Ao longo das últimas décadas abrimos inúmeras autoestradas e SCUTs, em geral com portagens pagas. Mas a maior autoestrada que se abriu e se foi alargando por dentro das instituições, sem pagamento de portagem, foi a do carreirismo e do caciquismo. Existem, sem dúvida, bons exemplos de liderança, diretores de serviços, dirigentes empresariais ou desportivos que gerem o grupo pelo exemplo, pelo diálogo e valorizam o mérito e a lealdade, fatores fundamentais para qualquer organização coesa e competitiva. Mas, lamentavelmente, têm-se multiplicado as situações de prepotência e abuso, o que, conjugado com a vulnerabilidade dos subordinados, faz crescer a dependência, o seguidismo e os comportamentos abusivos de chefias que não sabem o que é liderança (muito menos exercê-la).

Falando de um setor que conheço bem, é com tristeza que se observa que as instituições de ensino superior (IES) deixaram de ser referências e exemplos a seguir no plano da transparência, da meritocracia, da defesa dos valores humanos e do espírito crítico.

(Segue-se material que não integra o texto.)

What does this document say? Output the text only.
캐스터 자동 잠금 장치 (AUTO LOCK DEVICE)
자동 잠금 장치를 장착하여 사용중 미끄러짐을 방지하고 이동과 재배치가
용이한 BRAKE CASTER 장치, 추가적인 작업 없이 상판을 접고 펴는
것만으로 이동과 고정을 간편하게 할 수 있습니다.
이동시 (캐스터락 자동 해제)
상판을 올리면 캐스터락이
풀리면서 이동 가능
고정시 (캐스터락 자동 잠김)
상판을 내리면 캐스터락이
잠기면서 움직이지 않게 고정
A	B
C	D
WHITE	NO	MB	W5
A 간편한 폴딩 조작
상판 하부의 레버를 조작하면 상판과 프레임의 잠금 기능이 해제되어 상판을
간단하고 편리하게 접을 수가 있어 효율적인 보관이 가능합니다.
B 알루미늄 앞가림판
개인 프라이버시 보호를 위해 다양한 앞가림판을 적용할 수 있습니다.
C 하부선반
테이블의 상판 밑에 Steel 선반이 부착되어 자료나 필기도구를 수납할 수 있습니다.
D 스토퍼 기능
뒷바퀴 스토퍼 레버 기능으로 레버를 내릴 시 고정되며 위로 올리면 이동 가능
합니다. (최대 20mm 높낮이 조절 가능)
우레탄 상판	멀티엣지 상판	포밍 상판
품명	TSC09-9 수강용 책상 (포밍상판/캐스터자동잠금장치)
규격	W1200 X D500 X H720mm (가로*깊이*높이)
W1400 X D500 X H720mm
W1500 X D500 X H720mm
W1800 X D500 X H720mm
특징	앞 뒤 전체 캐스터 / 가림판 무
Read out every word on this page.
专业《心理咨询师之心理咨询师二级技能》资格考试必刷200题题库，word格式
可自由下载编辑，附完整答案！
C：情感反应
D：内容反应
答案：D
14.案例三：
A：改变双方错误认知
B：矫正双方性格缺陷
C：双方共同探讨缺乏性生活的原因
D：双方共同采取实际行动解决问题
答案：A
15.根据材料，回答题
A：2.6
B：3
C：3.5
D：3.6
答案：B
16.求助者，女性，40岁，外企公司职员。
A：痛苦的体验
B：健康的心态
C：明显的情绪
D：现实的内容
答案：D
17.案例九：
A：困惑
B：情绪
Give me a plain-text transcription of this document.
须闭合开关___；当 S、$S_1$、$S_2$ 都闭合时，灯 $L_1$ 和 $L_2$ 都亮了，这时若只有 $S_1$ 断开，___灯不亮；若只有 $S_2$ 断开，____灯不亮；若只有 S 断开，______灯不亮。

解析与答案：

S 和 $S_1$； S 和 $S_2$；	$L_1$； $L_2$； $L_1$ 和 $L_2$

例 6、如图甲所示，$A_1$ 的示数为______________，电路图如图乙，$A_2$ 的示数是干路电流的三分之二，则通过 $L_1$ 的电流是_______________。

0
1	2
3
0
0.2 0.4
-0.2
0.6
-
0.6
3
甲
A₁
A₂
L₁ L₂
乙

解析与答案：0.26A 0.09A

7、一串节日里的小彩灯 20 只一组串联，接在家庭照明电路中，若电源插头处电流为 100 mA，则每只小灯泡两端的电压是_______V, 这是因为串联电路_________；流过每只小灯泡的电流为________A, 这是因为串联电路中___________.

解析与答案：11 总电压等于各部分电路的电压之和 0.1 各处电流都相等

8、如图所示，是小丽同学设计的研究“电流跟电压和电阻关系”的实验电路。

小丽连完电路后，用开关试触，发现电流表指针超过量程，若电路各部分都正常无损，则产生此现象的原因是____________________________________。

Há uns anos escrevi um texto neste jornal com um título provocatório (“Os lambe-cus”, PÚBLICO, 26.10.2016) que me custou alguns ódios de estimação, bem visíveis nos silêncios e olhares de alguns conhecidos. Embora a crítica vertida nesse texto não tivesse nenhum destinatário específico, algumas reações posteriores mostraram-me que afinal tinha vários, sem o saber. Rendidas ao mercado dos títulos e às lógicas quantitativistas da produtividade académica, as universidades – empurradas pelo RJIES – abdicaram em larga medida da democracia interna e do espírito colegial. Um estudo de 2018 sobre “assédio moral” no trabalho, realizado por investigadores da Universidade de Évora (divulgado neste jornal), já revelava que 75% dos inquiridos tinham sido “vítimas de pelo menos uma situação de assédio moral ou psicológico no trabalho”, sendo o segmento do ensino superior o mais grave nessa matéria (jornal PÚBLICO, 12.08.2018).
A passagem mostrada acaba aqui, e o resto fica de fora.